Emulating IBM instructions
Like HCF?
IBM is taking legal action against LzLabs, a company specializing in mainframe modernization services, claiming that it has violated IBM's intellectual property rights in relation to its mainframe technology. In a statement, IBM said that LzLabs had deliberately misappropriated IBM trade secrets by reverse engineering, reverse …
I just assumed a 360 was one of the mainframes SimH could do. Apparently of IBM hardware, it can only do IBM 1401, 1620, 7090/7094, & System 3.
http://simh.trailing-edge.com/
I run SimH on the Pi-4's in my PiDP-8 & PiDP-11 kits from Planned Obsolescence. If you want a "real" experience, you have to tell the emulator to slowdown:
https://obsolescence.wixsite.com/obsolescence/pidp-8
https://obsolescence.wixsite.com/obsolescence/pidp-11
The version of SIMH I have also emulates the IBM 1130 (derived from the IBM 1800), at least well
enough to allow me to port a Fortran program written for the 360/50 to the 1130 and have it run
on a real 1130 (not mine, my storage space is too full to indulge that sort of pack-ratting, and the
missus would object)
That said, I have noticed a bit of fragmentation in the various places one can get SIMH, so YMMV
I've got a Hercules emulator set up; it does System/370 and S/390. OS/VS2 MVS on S/370, and VM/370 Release 6 + CP + CMS on another instance, and Michigan Terminal Service on S/390.
Note that you will need paid-for licenses from IBM - if they are even available - for commercial use of their older OS software.
For anyone else reading the article and thinking that the entire "instructions" thing seems odd, you can find everything you'd need for a clean-room implementation in the IBM guides - "z/Architecture Principles of Operation" is a complete guide to the instruction set and the "z/OS MVS Programming" series of books have all the OS services. Similar documents are available for almost everything else in z/OS. All of these are public, though with IBM changing their link structure every few weeks there's no point in me linking them directly. If you want to find them, use a search engine like anyone else trying to stay sane while working with IBM products...

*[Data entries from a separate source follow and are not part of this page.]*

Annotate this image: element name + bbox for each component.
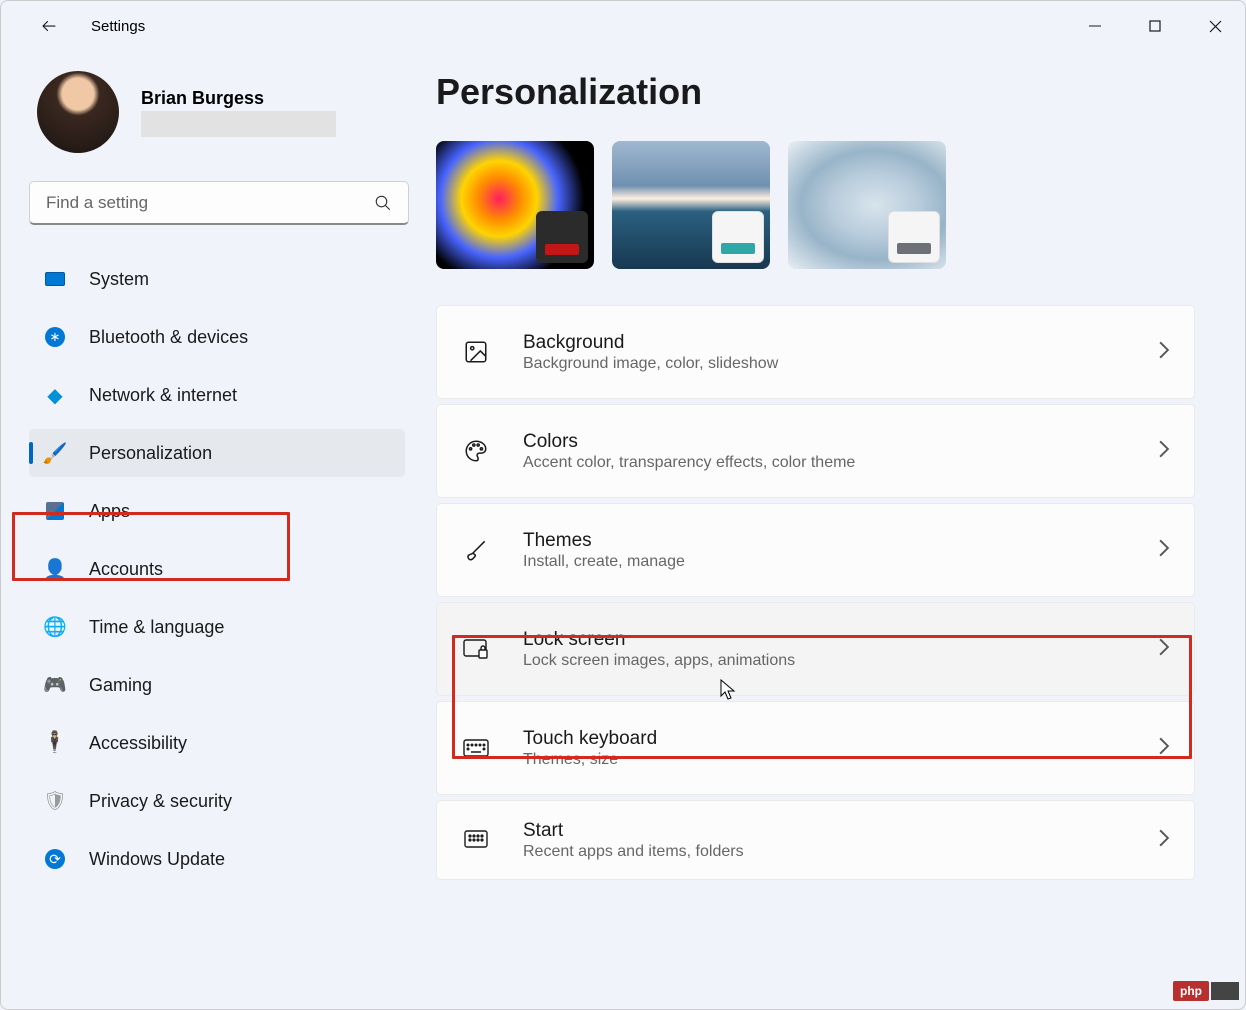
close-icon (1209, 20, 1222, 33)
chevron-right-icon (1158, 829, 1170, 852)
brush-icon (461, 535, 491, 565)
setting-lock-screen[interactable]: Lock screenLock screen images, apps, ani… (436, 602, 1195, 696)
page-title: Personalization (436, 71, 1195, 113)
sidebar-item-label: Network & internet (89, 385, 237, 406)
chevron-right-icon (1158, 737, 1170, 760)
update-icon: ⟳ (43, 847, 67, 871)
setting-themes[interactable]: ThemesInstall, create, manage (436, 503, 1195, 597)
titlebar: Settings (1, 1, 1245, 51)
start-icon (461, 825, 491, 855)
image-icon (461, 337, 491, 367)
sidebar-item-accounts[interactable]: 👤 Accounts (29, 545, 405, 593)
card-title: Touch keyboard (523, 728, 1126, 750)
nav-list: System ∗ Bluetooth & devices ◆ Network & i… (29, 255, 405, 883)
card-title: Colors (523, 431, 1126, 453)
window-title: Settings (91, 18, 145, 35)
sidebar-item-label: Privacy & security (89, 791, 232, 812)
card-title: Lock screen (523, 629, 1126, 651)
card-desc: Install, create, manage (523, 553, 1126, 571)
taskbar-preview (888, 211, 940, 263)
card-desc: Recent apps and items, folders (523, 843, 1126, 861)
back-button[interactable] (29, 6, 69, 46)
profile-email-redacted (141, 111, 336, 137)
search-box[interactable] (29, 181, 409, 225)
taskbar-preview (712, 211, 764, 263)
setting-background[interactable]: BackgroundBackground image, color, slide… (436, 305, 1195, 399)
sidebar-item-network[interactable]: ◆ Network & internet (29, 371, 405, 419)
maximize-icon (1149, 20, 1161, 32)
shield-icon: 🛡 (43, 789, 67, 813)
theme-previews (436, 141, 1195, 269)
maximize-button[interactable] (1125, 6, 1185, 46)
watermark-label: php (1173, 981, 1209, 1001)
search-icon (374, 194, 392, 212)
chevron-right-icon (1158, 638, 1170, 661)
sidebar-item-label: Apps (89, 501, 130, 522)
close-button[interactable] (1185, 6, 1245, 46)
sidebar-item-label: System (89, 269, 149, 290)
sidebar-item-label: Windows Update (89, 849, 225, 870)
theme-preview-landscape[interactable] (612, 141, 770, 269)
avatar (37, 71, 119, 153)
search-input[interactable] (46, 193, 374, 213)
sidebar-item-windows-update[interactable]: ⟳ Windows Update (29, 835, 405, 883)
sidebar-item-label: Accounts (89, 559, 163, 580)
sidebar-item-personalization[interactable]: 🖌️ Personalization (29, 429, 405, 477)
globe-clock-icon: 🌐 (43, 615, 67, 639)
setting-touch-keyboard[interactable]: Touch keyboardThemes, size (436, 701, 1195, 795)
sidebar-item-label: Time & language (89, 617, 224, 638)
watermark-badge: php (1173, 981, 1239, 1001)
card-title: Background (523, 332, 1126, 354)
sidebar-item-time-language[interactable]: 🌐 Time & language (29, 603, 405, 651)
sidebar-item-label: Bluetooth & devices (89, 327, 248, 348)
minimize-button[interactable] (1065, 6, 1125, 46)
keyboard-icon (461, 733, 491, 763)
sidebar: Brian Burgess System ∗ Bluetooth & device… (1, 51, 421, 1009)
bluetooth-icon: ∗ (43, 325, 67, 349)
theme-preview-dark[interactable] (436, 141, 594, 269)
lock-screen-icon (461, 634, 491, 664)
settings-list: BackgroundBackground image, color, slide… (436, 305, 1195, 880)
system-icon (43, 267, 67, 291)
watermark-ext (1211, 982, 1239, 1000)
setting-colors[interactable]: ColorsAccent color, transparency effects… (436, 404, 1195, 498)
sidebar-item-gaming[interactable]: 🎮 Gaming (29, 661, 405, 709)
sidebar-item-label: Gaming (89, 675, 152, 696)
minimize-icon (1089, 20, 1101, 32)
window-controls (1065, 6, 1245, 46)
gamepad-icon: 🎮 (43, 673, 67, 697)
taskbar-preview (536, 211, 588, 263)
card-desc: Background image, color, slideshow (523, 355, 1126, 373)
card-desc: Accent color, transparency effects, colo… (523, 454, 1126, 472)
person-icon: 👤 (43, 557, 67, 581)
paintbrush-icon: 🖌️ (43, 441, 67, 465)
setting-start[interactable]: StartRecent apps and items, folders (436, 800, 1195, 880)
sidebar-item-apps[interactable]: Apps (29, 487, 405, 535)
sidebar-item-label: Personalization (89, 443, 212, 464)
accessibility-icon: 🕴 (43, 731, 67, 755)
card-title: Themes (523, 530, 1126, 552)
palette-icon (461, 436, 491, 466)
card-desc: Lock screen images, apps, animations (523, 652, 1126, 670)
card-title: Start (523, 820, 1126, 842)
chevron-right-icon (1158, 440, 1170, 463)
sidebar-item-system[interactable]: System (29, 255, 405, 303)
back-arrow-icon (40, 17, 58, 35)
content-pane: Personalization BackgroundBackground ima… (421, 51, 1245, 1009)
apps-icon (43, 499, 67, 523)
profile-block[interactable]: Brian Burgess (29, 71, 405, 153)
profile-name: Brian Burgess (141, 88, 336, 109)
card-desc: Themes, size (523, 751, 1126, 769)
sidebar-item-label: Accessibility (89, 733, 187, 754)
chevron-right-icon (1158, 539, 1170, 562)
chevron-right-icon (1158, 341, 1170, 364)
sidebar-item-bluetooth[interactable]: ∗ Bluetooth & devices (29, 313, 405, 361)
sidebar-item-accessibility[interactable]: 🕴 Accessibility (29, 719, 405, 767)
theme-preview-abstract[interactable] (788, 141, 946, 269)
sidebar-item-privacy[interactable]: 🛡 Privacy & security (29, 777, 405, 825)
wifi-icon: ◆ (43, 383, 67, 407)
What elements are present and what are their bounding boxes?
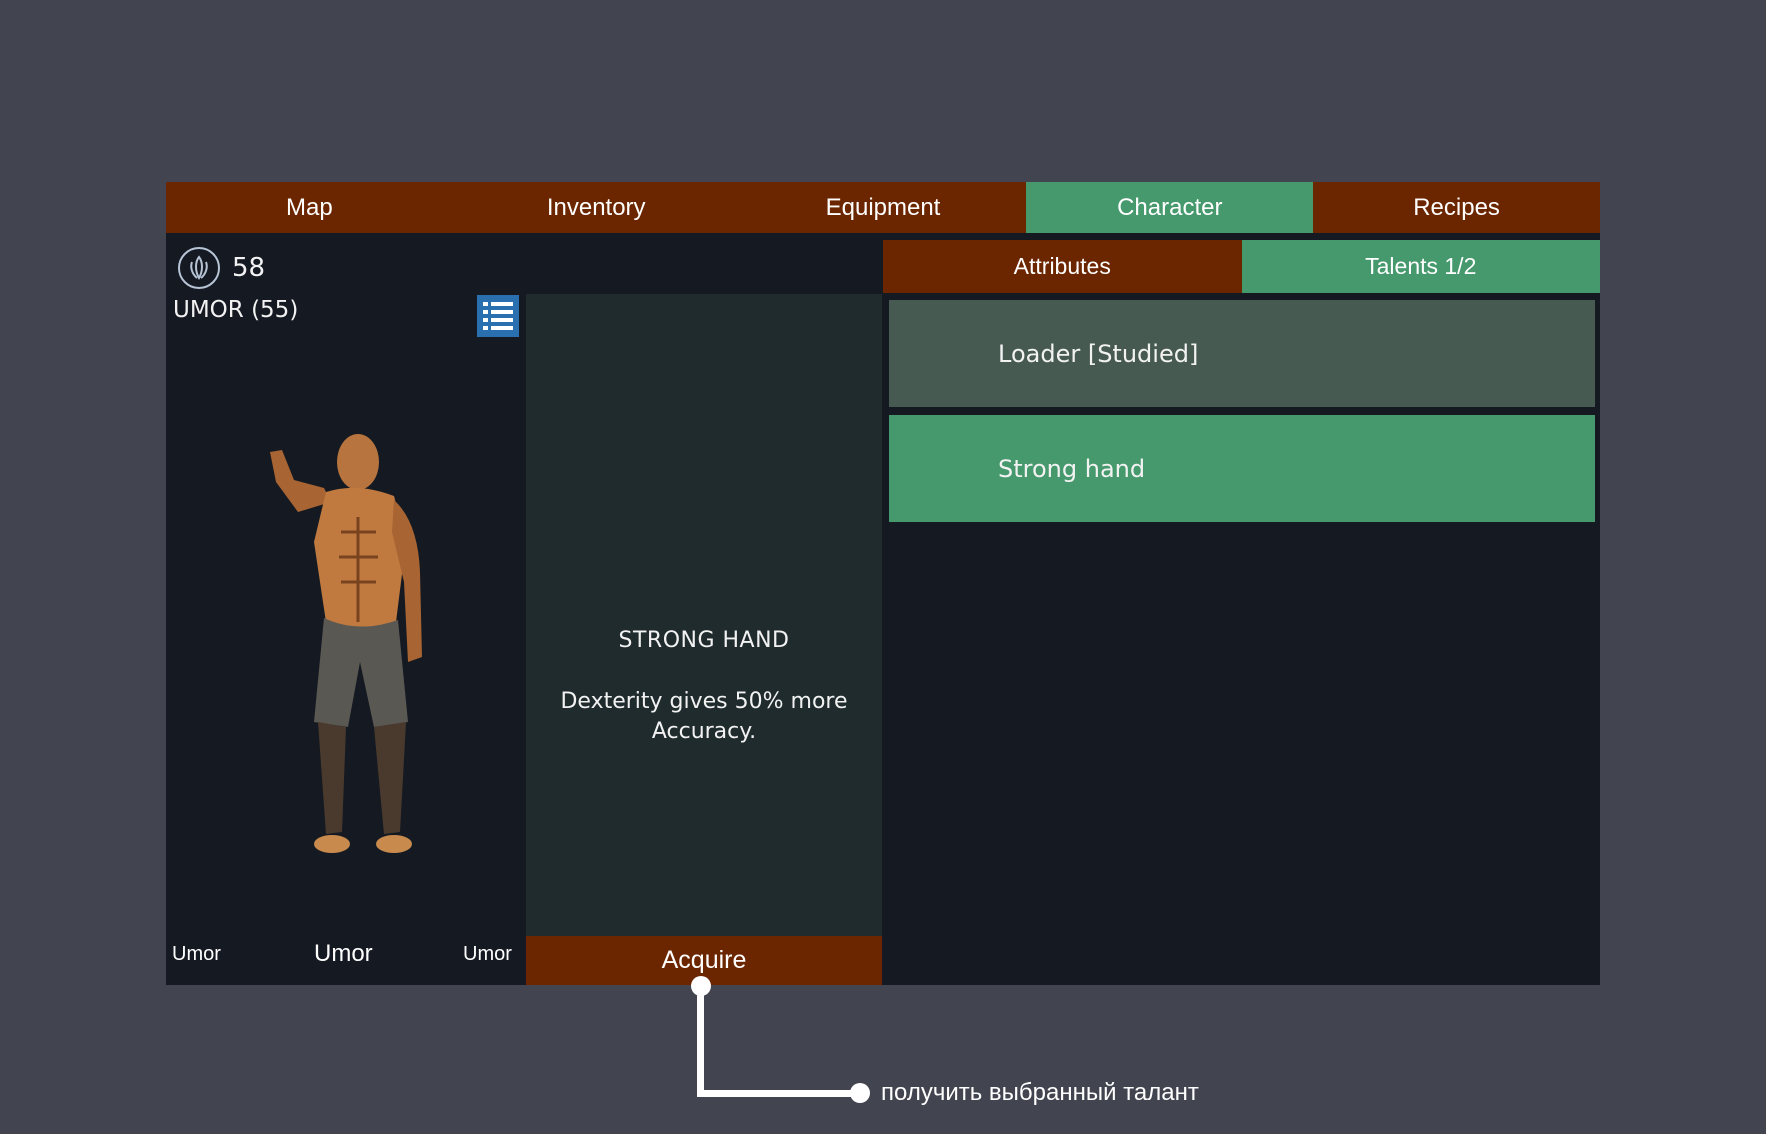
callout-line-horizontal: [697, 1090, 862, 1097]
character-name-level: UMOR (55): [173, 297, 299, 323]
crystal-icon: [178, 247, 220, 289]
character-bottom-labels: Umor Umor Umor: [166, 934, 525, 974]
talent-description-title: STRONG HAND: [618, 628, 790, 653]
tab-character[interactable]: Character: [1026, 182, 1314, 233]
tab-attributes[interactable]: Attributes: [883, 240, 1242, 293]
character-subtabs: Attributes Talents 1/2: [883, 240, 1600, 293]
tab-map[interactable]: Map: [166, 182, 453, 233]
callout-anchor-dot: [691, 976, 711, 996]
tab-recipes[interactable]: Recipes: [1313, 182, 1600, 233]
callout-end-dot: [850, 1083, 870, 1103]
tab-inventory[interactable]: Inventory: [452, 182, 740, 233]
callout-text: получить выбранный талант: [881, 1079, 1199, 1106]
character-label-right: Umor: [463, 943, 512, 965]
currency-value: 58: [232, 253, 266, 283]
talent-description-panel: STRONG HAND Dexterity gives 50% more Acc…: [526, 294, 882, 936]
tab-talents[interactable]: Talents 1/2: [1241, 240, 1600, 293]
callout-line-vertical: [697, 985, 704, 1097]
talent-item-loader[interactable]: Loader [Studied]: [889, 300, 1595, 407]
talent-item-strong-hand[interactable]: Strong hand: [889, 415, 1595, 522]
tab-equipment[interactable]: Equipment: [739, 182, 1027, 233]
character-label-left: Umor: [172, 943, 221, 965]
game-window: Map Inventory Equipment Character Recipe…: [166, 182, 1600, 985]
talent-description-text: Dexterity gives 50% more Accuracy.: [560, 689, 848, 744]
character-label-center: Umor: [314, 940, 373, 967]
list-icon[interactable]: [477, 295, 519, 337]
main-tabs: Map Inventory Equipment Character Recipe…: [166, 182, 1600, 233]
currency-display: 58: [178, 246, 265, 290]
character-portrait: [270, 434, 422, 853]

What I suspect they're actually talking about are other products IBM wants to sell for a lot of money (think CICS, IMS, Db2 and the like) - they tend to be far less well documented, using includes or assembly macros for anything the customer isn't supposed to mess with.
Even though the PoOp documents the instruction set, some aspects may be patented. Patents are public documents too, after all; that doesn't mean you can just implement what they describe with no consequences. Note that IBM says two of the allegedly-violated patents are for "methods embodied in IBM mainframe instructions".
There are also potential issues in how you implement the instruction set. Two of the allegedly-violated patents are for optimizations. z is a CISC architecture; there's a lot of wiggle room in implementing some of those opcodes. That also means trade secrets and reverse engineering might apply, if IBM can demonstrate that LzLabs used optimizations that are used in z, aren't documented (in the PoOp or patents or otherwise), and (make a convincing argument for) wouldn't be arrived at independently. That would support their charge of license violations.
But, yeah, the other licensed software has to be a sticking point for this sort of thing.
Well, Winsopia have directly been hiring UK ex-IBM employees.
All with intricate IBM knowledge.
These all worked on the software Hursley produce, CICS, CPSM and the knowledge of how to get it all to hang together.
Personally not that impressed what I saw backing 2016, interesting project to try and displace some of IBM cash from CICS workloads. But did not have the backbone of storage integrity, it was mainly aimed at bach processing, not live workloads. That may have changed?
El Reg wrote: "designed to allow IBM mainframe users to migrate their mission-critical applications to a modern platform"
IBM Big Iron has hundreds of cores running at over 5GHz playing in TiBs of memory (supporting more Linux instances than you can shake a stick at). And you call x86 kit a "modern platform"? This is about MONEY, namely running the stuff on cheap kit and not paying licence fees.
It's always about money. IBM are desperate to protect their hardware revenue and related service revenues.
If customers can port their mainframe applications away from an IBM silo to a soft mainframe at much lower cost they will do it. That will open the door to cloudy interoperability scenarios where IBM is only involved on the software licensing side, CICS, DB2 etc.
Of course it's about the money. I was running (perfectly functional) MVS/ESA under VM/ESA on a x86 Dell machine 20 years ago using the thing that LzLabs built their thing on, but TBF, that was and is no threat to IBM's mainframe revenue.
I deal with big z/OS shops all the time, and I seriously doubt that LzLabs offering could compete with a real IBM Z for sheer throughput, but there's a load of dozy legacy stuff that might make the difference in deciding to drop IBM Z for a cheaper alternative of there is cash at stake.
The Z emulation community have been largely left in peace for years, and are not enamoured with this development.